Toutefois Trump va faire face à des freins et des contradictions.
L’économie et les grandes industries américaines ne se réjouissent pas forcément du retour de Trump et le font savoir, après une euphorie fugitive, à la bourse de Wallstreet. Les droits de douane dissuasifs contre les voitures électriques et produits chinois notamment mais aussi européens déclencheront des mesures symétriques en retour (tant pis pour les Teslas de Musk !). La chasse aux migrants sans papier et leurs expulsions (12 millions programmées !), le mur entre les USA et le Mexique poseront de sérieux problèmes aux branches économiques voraces en main d’oeuvre peu exigeante et nombreuse. Quant à l’industrie de l’armement, essentielle pour les retombées sur l’économie et la recherche-développement, et l’influence qu’elle procure à l’international, Trump pourrait bien favoriser chez les alliés traditionnels des USA une prise de conscience en faveur d’une production nationale, ou européenne, vus les bruits de bottes qui se généralisent sur tous les continents en écho des difficultés économiques, face à ce virage isolationniste yankee.
Bien sûr, le programme libertarien de Trump et de son allié Musk pour tailler dans toutes les administrations et services publics et virer des centaines de milliers d’employés, risque de provoquer des résistances à la base, surtout que des conflits sociaux durs et tenaces ont ponctué victorieusement ces dernières années l’actualité sociale nord américaine (scénaristes d’Hollywood, ouvriers de l’automobile, dockers, Boeing...).

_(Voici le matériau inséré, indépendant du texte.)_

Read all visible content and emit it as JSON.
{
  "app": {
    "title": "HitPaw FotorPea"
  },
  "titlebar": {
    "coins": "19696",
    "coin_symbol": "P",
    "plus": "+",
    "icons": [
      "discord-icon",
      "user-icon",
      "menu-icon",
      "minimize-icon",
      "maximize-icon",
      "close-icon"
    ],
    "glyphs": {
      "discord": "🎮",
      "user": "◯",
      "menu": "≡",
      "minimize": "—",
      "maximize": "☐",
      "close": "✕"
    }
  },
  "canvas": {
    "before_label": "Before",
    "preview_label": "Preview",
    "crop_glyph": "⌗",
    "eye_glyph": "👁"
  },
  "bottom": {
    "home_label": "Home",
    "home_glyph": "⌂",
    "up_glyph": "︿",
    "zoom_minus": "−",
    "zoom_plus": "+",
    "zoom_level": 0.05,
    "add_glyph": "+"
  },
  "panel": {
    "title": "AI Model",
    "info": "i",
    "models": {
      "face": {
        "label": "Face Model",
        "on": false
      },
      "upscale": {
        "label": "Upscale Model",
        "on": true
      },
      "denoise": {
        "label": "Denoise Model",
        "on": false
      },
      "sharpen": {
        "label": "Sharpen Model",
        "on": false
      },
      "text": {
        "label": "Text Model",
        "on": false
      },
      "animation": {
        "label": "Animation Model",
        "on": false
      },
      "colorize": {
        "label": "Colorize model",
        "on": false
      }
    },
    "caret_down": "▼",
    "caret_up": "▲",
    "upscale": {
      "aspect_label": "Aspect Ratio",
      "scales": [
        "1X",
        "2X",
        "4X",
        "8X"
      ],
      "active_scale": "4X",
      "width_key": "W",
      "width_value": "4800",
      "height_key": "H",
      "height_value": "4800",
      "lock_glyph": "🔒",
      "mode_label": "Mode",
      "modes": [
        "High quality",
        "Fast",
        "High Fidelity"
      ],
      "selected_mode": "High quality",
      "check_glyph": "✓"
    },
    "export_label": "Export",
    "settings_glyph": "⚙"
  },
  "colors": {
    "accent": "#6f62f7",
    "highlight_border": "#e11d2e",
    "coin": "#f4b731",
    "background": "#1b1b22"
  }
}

Il y aura donc face à Trump des résistances à la base, avec le soutien de communautés de quartiers, mais aussi au sommet de l’administration et des services de l’état fédéral. Ce qui n’est pas nouveau puisqu’un certain nombre de dirigeants de l’administration avaient déjà préféré démissionner lors du premier mandat de Trump. Son ancien chef d’état-major l’a caractérisé dernièrement de « vrai fasciste ».... Le 20 janvier 2024 pour sa prise de pouvoir, Trump compte nommer à la tête de plusieurs services fédéraux comme la Défense, le Renseignement, la Santé, la Justice ou l’Education, des partisans fidèles qui ne diront jamais non, plus que des professionnels fiables pour de tels services tentaculaires. Trump a des projets cocasses et un peu inquiétants, comme par exemple pour chapeauter les 17 agences de renseignement du pays, une femme sans expérience mais adepte des théories du complot, QAnon et Cie, ou bien pour le secrétaire à la Défense un bidasse sans commandement, du genre 7ème compagnie. Qu’est-ce qu’on se marre ! Les réactions internationales n’ont pas tardé : les félicitations mais aussi le premier tir d’un missile balistique russe sans charge nucléaire, en réponse officieuse à l’autorisation de Biden de bombarder des cibles en profondeur sur le territoire russe. Poutine a déjà accueilli 12 000 soldats nord-coréens en renfort sur le front ukrainien ; maintenant il copie Kim Jong Un et montre ses muscles en tirant depuis le Kazakstan des missiles balistiques, vides pour le moment.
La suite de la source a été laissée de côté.